EE also said it would release new 800MHz spectrum holdings it won in the 2013 auctions at 3,800 sites in rural areas to ensure coverage in remote locations, while the network will also support Voice over LTE calling, for faster call connections and better call quality.
The ESN from EE will also be used to host walkie-talkie communications between emergency services, enabling push-to-talk functionality.
EE said it will create a fleet of response vehicles to provide additional capacity or replace faulty kit, or act as back-up generators if power supplies have been affected.
The Home Office contract does not require the ESN to provide coverage on the London Underground but V3 understands the Tube’s existing Airwave network will remain operational as part of the ESN.

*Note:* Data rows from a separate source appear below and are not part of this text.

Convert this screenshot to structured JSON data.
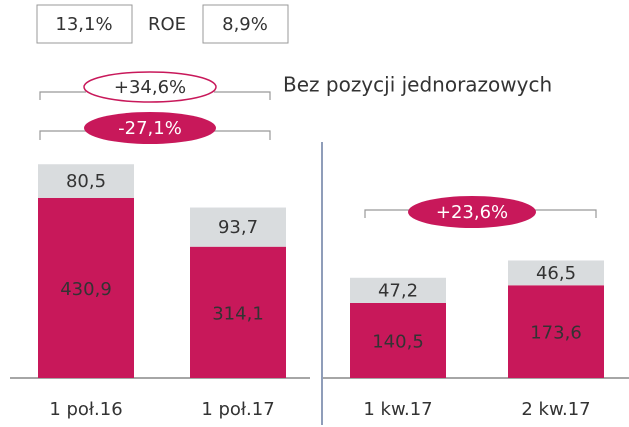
{
  "chart_data": {
    "type": "bar",
    "stacked": true,
    "categories": [
      "1 poł.16",
      "1 poł.17",
      "1 kw.17",
      "2 kw.17"
    ],
    "series": [
      {
        "color": "#c8185a",
        "values": [
          430.9,
          314.1,
          140.5,
          173.6
        ],
        "value_labels": [
          "430,9",
          "314,1",
          "140,5",
          "173,6"
        ]
      },
      {
        "color": "#d9dcde",
        "values": [
          80.5,
          93.7,
          47.2,
          46.5
        ],
        "value_labels": [
          "80,5",
          "93,7",
          "47,2",
          "46,5"
        ]
      }
    ],
    "roe": {
      "left": "13,1%",
      "label": "ROE",
      "right": "8,9%"
    },
    "annotations": {
      "excl_change": "+34,6%",
      "excl_note": "Bez pozycji jednorazowych",
      "half_change": "-27,1%",
      "quarter_change": "+23,6%"
    }
  }
}
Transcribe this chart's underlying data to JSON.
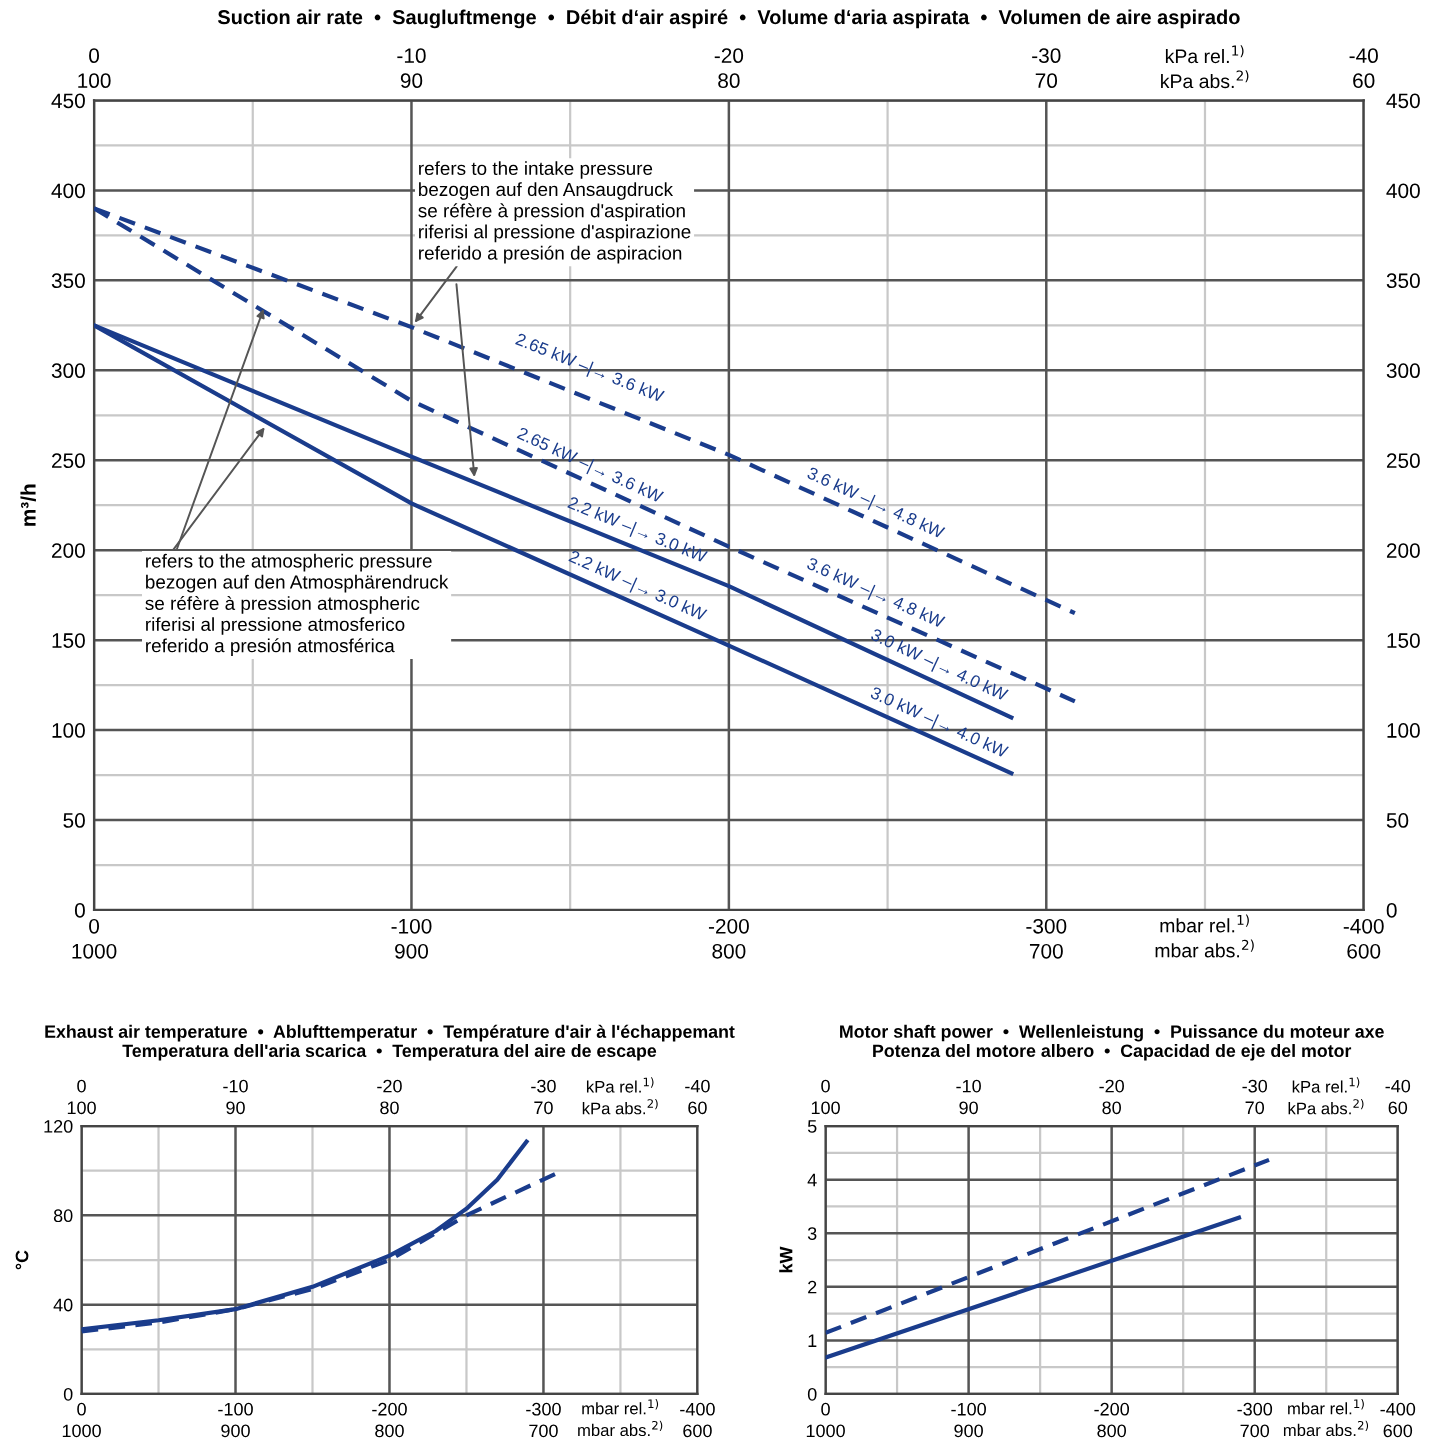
{
  "chart_data": [
    {
      "type": "line",
      "title": "Suction air rate  •  Saugluftmenge  •  Débit d‘air aspiré  •  Volume d‘aria aspirata  •  Volumen de aire aspirado",
      "xlabel": "mbar rel.$^{1)}$",
      "x2label": "kPa rel.$^{1)}$",
      "ylabel": "m³/h",
      "xlim": [
        0,
        -400
      ],
      "xticks": [
        0,
        -100,
        -200,
        -300,
        -400
      ],
      "x2lim": [
        0,
        -40
      ],
      "x2ticks": [
        0,
        -10,
        -20,
        -30,
        -40
      ],
      "ylim": [
        0,
        450
      ],
      "yticks": [
        0,
        50,
        100,
        150,
        200,
        250,
        300,
        350,
        400,
        450
      ],
      "y2lim": [
        0,
        450
      ],
      "y2ticks": [
        0,
        50,
        100,
        150,
        200,
        250,
        300,
        350,
        400,
        450
      ],
      "grid": true,
      "series": [
        {
          "color": "#1a3c8c",
          "line_style": "dashed",
          "x": [
            0,
            -100,
            -200,
            -309
          ],
          "values": [
            390,
            324,
            253,
            165
          ]
        },
        {
          "color": "#1a3c8c",
          "line_style": "dashed",
          "x": [
            0,
            -100,
            -200,
            -309
          ],
          "values": [
            390,
            283,
            202,
            116
          ]
        },
        {
          "color": "#1a3c8c",
          "line_style": "solid",
          "x": [
            0,
            -100,
            -200,
            -289
          ],
          "values": [
            325,
            252,
            180,
            107
          ]
        },
        {
          "color": "#1a3c8c",
          "line_style": "solid",
          "x": [
            0,
            -100,
            -200,
            -289
          ],
          "values": [
            325,
            226,
            147,
            76
          ]
        }
      ],
      "annotations": [
        "1000",
        "900",
        "800",
        "700",
        "600",
        "mbar abs.$^{2)}$",
        "100",
        "90",
        "80",
        "70",
        "60",
        "kPa abs.$^{2)}$",
        {
          "text": "2.65 kW –|→ 3.6 kW",
          "x": -155,
          "y": 292
        },
        {
          "text": "2.65 kW –|→ 3.6 kW",
          "x": -155,
          "y": 238
        },
        {
          "text": "3.6 kW –|→ 4.8 kW",
          "x": -245,
          "y": 217
        },
        {
          "text": "3.6 kW –|→ 4.8 kW",
          "x": -245,
          "y": 167
        },
        {
          "text": "2.2 kW –|→ 3.0 kW",
          "x": -170,
          "y": 202
        },
        {
          "text": "2.2 kW –|→ 3.0 kW",
          "x": -170,
          "y": 171
        },
        {
          "text": "3.0 kW –|→ 4.0 kW",
          "x": -265,
          "y": 127
        },
        {
          "text": "3.0 kW –|→ 4.0 kW",
          "x": -265,
          "y": 95
        },
        {
          "text": "refers to the intake pressure\nbezogen auf den Ansaugdruck\nse réfère à pression d'aspiration\nriferisi al pressione d'aspirazione\nreferido a presión de aspiracion",
          "x": -100,
          "y": 324
        },
        {
          "text": "refers to the atmospheric pressure\nbezogen auf den Atmosphärendruck\nse réfère à pression atmospheric\nriferisi al pressione atmosferico\nreferido a presión atmosférica",
          "x": -54,
          "y": 337
        }
      ]
    },
    {
      "type": "line",
      "title": "Exhaust air temperature  •  Ablufttemperatur  •  Température d'air à l'échappemant\nTemperatura dell'aria scarica  •  Temperatura del aire de escape",
      "xlabel": "mbar rel.$^{1)}$",
      "x2label": "kPa rel.$^{1)}$",
      "ylabel": "°C",
      "xlim": [
        0,
        -400
      ],
      "xticks": [
        0,
        -100,
        -200,
        -300,
        -400
      ],
      "x2lim": [
        0,
        -40
      ],
      "x2ticks": [
        0,
        -10,
        -20,
        -30,
        -40
      ],
      "ylim": [
        0,
        120
      ],
      "yticks": [
        0,
        40,
        80,
        120
      ],
      "grid": true,
      "series": [
        {
          "color": "#1a3c8c",
          "line_style": "solid",
          "x": [
            0,
            -50,
            -100,
            -150,
            -200,
            -230,
            -250,
            -270,
            -289
          ],
          "values": [
            29,
            33,
            38,
            48,
            62,
            73,
            83,
            96,
            113
          ]
        },
        {
          "color": "#1a3c8c",
          "line_style": "dashed",
          "x": [
            0,
            -50,
            -100,
            -150,
            -200,
            -250,
            -309
          ],
          "values": [
            28,
            32,
            38,
            47,
            60,
            80,
            99
          ]
        }
      ],
      "annotations": [
        "1000",
        "900",
        "800",
        "700",
        "600",
        "mbar abs.$^{2)}$",
        "100",
        "90",
        "80",
        "70",
        "60",
        "kPa abs.$^{2)}$"
      ]
    },
    {
      "type": "line",
      "title": "Motor shaft power  •  Wellenleistung  •  Puissance du moteur axe\nPotenza del motore albero  •  Capacidad de eje del motor",
      "xlabel": "mbar rel.$^{1)}$",
      "x2label": "kPa rel.$^{1)}$",
      "ylabel": "kW",
      "xlim": [
        0,
        -400
      ],
      "xticks": [
        0,
        -100,
        -200,
        -300,
        -400
      ],
      "x2lim": [
        0,
        -40
      ],
      "x2ticks": [
        0,
        -10,
        -20,
        -30,
        -40
      ],
      "ylim": [
        0,
        5
      ],
      "yticks": [
        0,
        1,
        2,
        3,
        4,
        5
      ],
      "grid": true,
      "series": [
        {
          "color": "#1a3c8c",
          "line_style": "solid",
          "x": [
            0,
            -289
          ],
          "values": [
            0.68,
            3.29
          ]
        },
        {
          "color": "#1a3c8c",
          "line_style": "dashed",
          "x": [
            0,
            -310
          ],
          "values": [
            1.14,
            4.37
          ]
        }
      ],
      "annotations": [
        "1000",
        "900",
        "800",
        "700",
        "600",
        "mbar abs.$^{2)}$",
        "100",
        "90",
        "80",
        "70",
        "60",
        "kPa abs.$^{2)}$"
      ]
    }
  ]
}
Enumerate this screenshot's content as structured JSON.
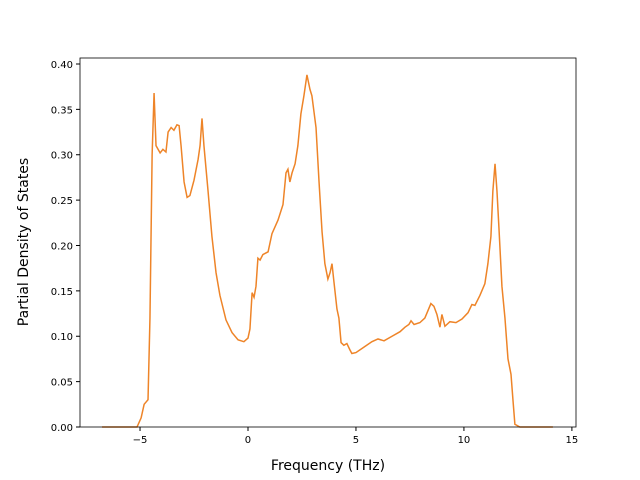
{
  "chart_data": {
    "type": "line",
    "x_label": "Frequency (THz)",
    "y_label": "Partial Density of States",
    "color": "#ee8428",
    "x": [
      -6.76,
      -5.14,
      -4.95,
      -4.81,
      -4.63,
      -4.54,
      -4.44,
      -4.35,
      -4.26,
      -4.07,
      -3.94,
      -3.8,
      -3.7,
      -3.56,
      -3.43,
      -3.29,
      -3.19,
      -3.1,
      -2.96,
      -2.82,
      -2.69,
      -2.5,
      -2.31,
      -2.22,
      -2.13,
      -2.04,
      -1.85,
      -1.67,
      -1.48,
      -1.3,
      -1.02,
      -0.74,
      -0.46,
      -0.19,
      0,
      0.09,
      0.19,
      0.28,
      0.37,
      0.46,
      0.56,
      0.69,
      0.93,
      1.11,
      1.39,
      1.62,
      1.76,
      1.85,
      1.94,
      2.04,
      2.18,
      2.31,
      2.45,
      2.59,
      2.73,
      2.87,
      2.96,
      3.15,
      3.29,
      3.43,
      3.56,
      3.7,
      3.8,
      3.89,
      3.98,
      4.12,
      4.21,
      4.31,
      4.44,
      4.58,
      4.72,
      4.81,
      5,
      5.37,
      5.74,
      6.02,
      6.3,
      6.67,
      7.04,
      7.27,
      7.45,
      7.55,
      7.69,
      7.96,
      8.19,
      8.33,
      8.47,
      8.61,
      8.75,
      8.89,
      8.98,
      9.12,
      9.35,
      9.63,
      9.91,
      10.19,
      10.37,
      10.51,
      10.74,
      10.97,
      11.11,
      11.25,
      11.34,
      11.44,
      11.53,
      11.62,
      11.76,
      11.9,
      12.04,
      12.18,
      12.27,
      12.36,
      12.59,
      14.12
    ],
    "values": [
      0,
      0,
      0.01,
      0.025,
      0.03,
      0.12,
      0.3,
      0.368,
      0.31,
      0.302,
      0.306,
      0.303,
      0.325,
      0.33,
      0.327,
      0.333,
      0.332,
      0.31,
      0.27,
      0.253,
      0.255,
      0.272,
      0.295,
      0.31,
      0.34,
      0.31,
      0.26,
      0.21,
      0.17,
      0.145,
      0.118,
      0.104,
      0.096,
      0.094,
      0.098,
      0.108,
      0.148,
      0.143,
      0.155,
      0.186,
      0.184,
      0.19,
      0.193,
      0.213,
      0.228,
      0.245,
      0.28,
      0.284,
      0.27,
      0.28,
      0.29,
      0.31,
      0.345,
      0.365,
      0.388,
      0.372,
      0.365,
      0.33,
      0.27,
      0.215,
      0.18,
      0.163,
      0.17,
      0.18,
      0.16,
      0.13,
      0.12,
      0.093,
      0.09,
      0.092,
      0.085,
      0.081,
      0.082,
      0.088,
      0.094,
      0.097,
      0.095,
      0.1,
      0.105,
      0.11,
      0.113,
      0.117,
      0.113,
      0.115,
      0.12,
      0.128,
      0.136,
      0.133,
      0.124,
      0.11,
      0.124,
      0.111,
      0.116,
      0.115,
      0.119,
      0.126,
      0.135,
      0.134,
      0.145,
      0.158,
      0.18,
      0.21,
      0.26,
      0.29,
      0.26,
      0.22,
      0.155,
      0.12,
      0.075,
      0.058,
      0.03,
      0.003,
      0,
      0
    ],
    "xlim": [
      -7.78,
      15.19
    ],
    "xticks": [
      {
        "value": -5,
        "label": "−5"
      },
      0,
      5,
      10,
      15
    ],
    "ylim": [
      0,
      0.4066
    ],
    "yticks": [
      {
        "value": 0,
        "label": "0.00"
      },
      {
        "value": 0.05,
        "label": "0.05"
      },
      {
        "value": 0.1,
        "label": "0.10"
      },
      {
        "value": 0.15,
        "label": "0.15"
      },
      {
        "value": 0.2,
        "label": "0.20"
      },
      {
        "value": 0.25,
        "label": "0.25"
      },
      {
        "value": 0.3,
        "label": "0.30"
      },
      {
        "value": 0.35,
        "label": "0.35"
      },
      {
        "value": 0.4,
        "label": "0.40"
      }
    ]
  }
}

EE CEO Olaf Swantee said the deal was a major win for the company and underlined the strength of its mobile network offering.
“We’ve worked closely with the police and ambulance crews to show the power of 4G in helping save time and save lives.
“We will now work tirelessly to deliver a highly resilient, truly nationwide 4G network to serve all of Britain’s Blue Light and First Responder teams across the UK.”
EE has already secured deals with individual police forces, such as in Cumbria.
While EE has been trumpeting the deal, the firm than runs the TETRA network, Airwave, has confirmed it is pursuing a legal challenge against the Home Office over how the tender for the ESN was run.
“We do not believe that bidders, including Airwave, were given equal treatment under relevant procurement laws and we have therefore made a claim in order to protect our position for any loss suffered,” it said.
“We are not pursuing the continuation of a suspension as we do not wish to delay the procurement process, but remain fully committed to our claim.”
EE winning the ESN tender will no doubt help it push more of its newly introduced in-vehicle offerings aimed at the emergency services.